There were many pleasing aspects that emerged from the recently completed Optus 2019 Victorian Age Championships, but for Wayne Lawes, the changing culture taking place on the pool deck was among the most exciting.
Swimming Victoria’s Coach Development Director was encouraged by a generation of coaches that were willing to cooperate and work towards the common goal of improving the state’s overall performances.
“There is a far greater number of coaches contributing to performance which is exciting for the state,” Lawes said.
“There is a really good bunch of exciting, younger coaches coming through, and the most exciting thing is that they are all interacting and exchanging ideas, and that’s helping the whole state and reflects on our performance at the Australian Age Championships.
“Just the sheer willingness to do that. They were exchanging ideas on deck, working with each other and the standards are going up.
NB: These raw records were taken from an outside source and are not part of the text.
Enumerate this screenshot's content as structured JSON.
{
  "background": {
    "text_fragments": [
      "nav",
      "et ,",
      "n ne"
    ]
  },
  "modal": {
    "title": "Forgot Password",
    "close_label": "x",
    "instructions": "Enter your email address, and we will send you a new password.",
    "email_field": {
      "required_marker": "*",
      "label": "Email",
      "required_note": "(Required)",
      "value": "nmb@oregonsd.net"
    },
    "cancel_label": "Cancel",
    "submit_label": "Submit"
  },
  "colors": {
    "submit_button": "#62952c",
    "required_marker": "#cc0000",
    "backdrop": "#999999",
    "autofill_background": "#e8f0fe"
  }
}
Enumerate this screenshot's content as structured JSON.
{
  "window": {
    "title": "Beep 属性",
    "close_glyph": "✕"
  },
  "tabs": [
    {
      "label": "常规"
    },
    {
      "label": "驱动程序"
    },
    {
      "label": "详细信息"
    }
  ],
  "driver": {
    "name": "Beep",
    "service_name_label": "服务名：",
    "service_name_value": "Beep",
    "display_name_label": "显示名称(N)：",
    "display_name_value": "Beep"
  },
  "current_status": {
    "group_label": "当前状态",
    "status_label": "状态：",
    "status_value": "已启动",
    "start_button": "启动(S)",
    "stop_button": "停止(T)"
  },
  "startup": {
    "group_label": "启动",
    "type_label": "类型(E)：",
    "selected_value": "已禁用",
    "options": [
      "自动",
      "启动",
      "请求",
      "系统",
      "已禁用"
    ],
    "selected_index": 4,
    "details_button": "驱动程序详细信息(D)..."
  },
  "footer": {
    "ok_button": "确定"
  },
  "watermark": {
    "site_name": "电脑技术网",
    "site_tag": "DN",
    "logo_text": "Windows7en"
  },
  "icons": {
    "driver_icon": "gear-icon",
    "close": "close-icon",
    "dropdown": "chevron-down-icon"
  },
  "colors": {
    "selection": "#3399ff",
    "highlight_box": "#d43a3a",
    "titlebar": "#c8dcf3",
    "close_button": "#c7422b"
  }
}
“We’ve still got areas we can improve and there’s still areas in skills that we’ll address through our development squads.”
An immediate flow-on from this cooperation, was the greater spread of clubs that contributed race winners and Age Group Champions. Lawes said it wasn’t that long ago that a couple of clubs dominated the Championships, but traditional powerhouses were now being challenged by a number of clubs.
At this year’s meet, swimmers from nine clubs were crowned Age Group Champions.
Lawes said while medal tallies and personal best times would provide one measure of progress at the Australian Age Championships in April, there was also a focus on the long-term development of the swimmers.
“It’s all very well to get a talented athlete and just get them there and overwork them,” Lawes said.
“But are they going to be, in four or five years time, where we want them at Open level? Are we developing them with that in mind and getting them right with those skills?”
He said the work of Swimming Victoria support staff has been invaluable in the long-term development and wellbeing of the athletes and opportunities, such as the Swimming Victoria team that competed in Singapore, were providing exciting goals for younger swimmers.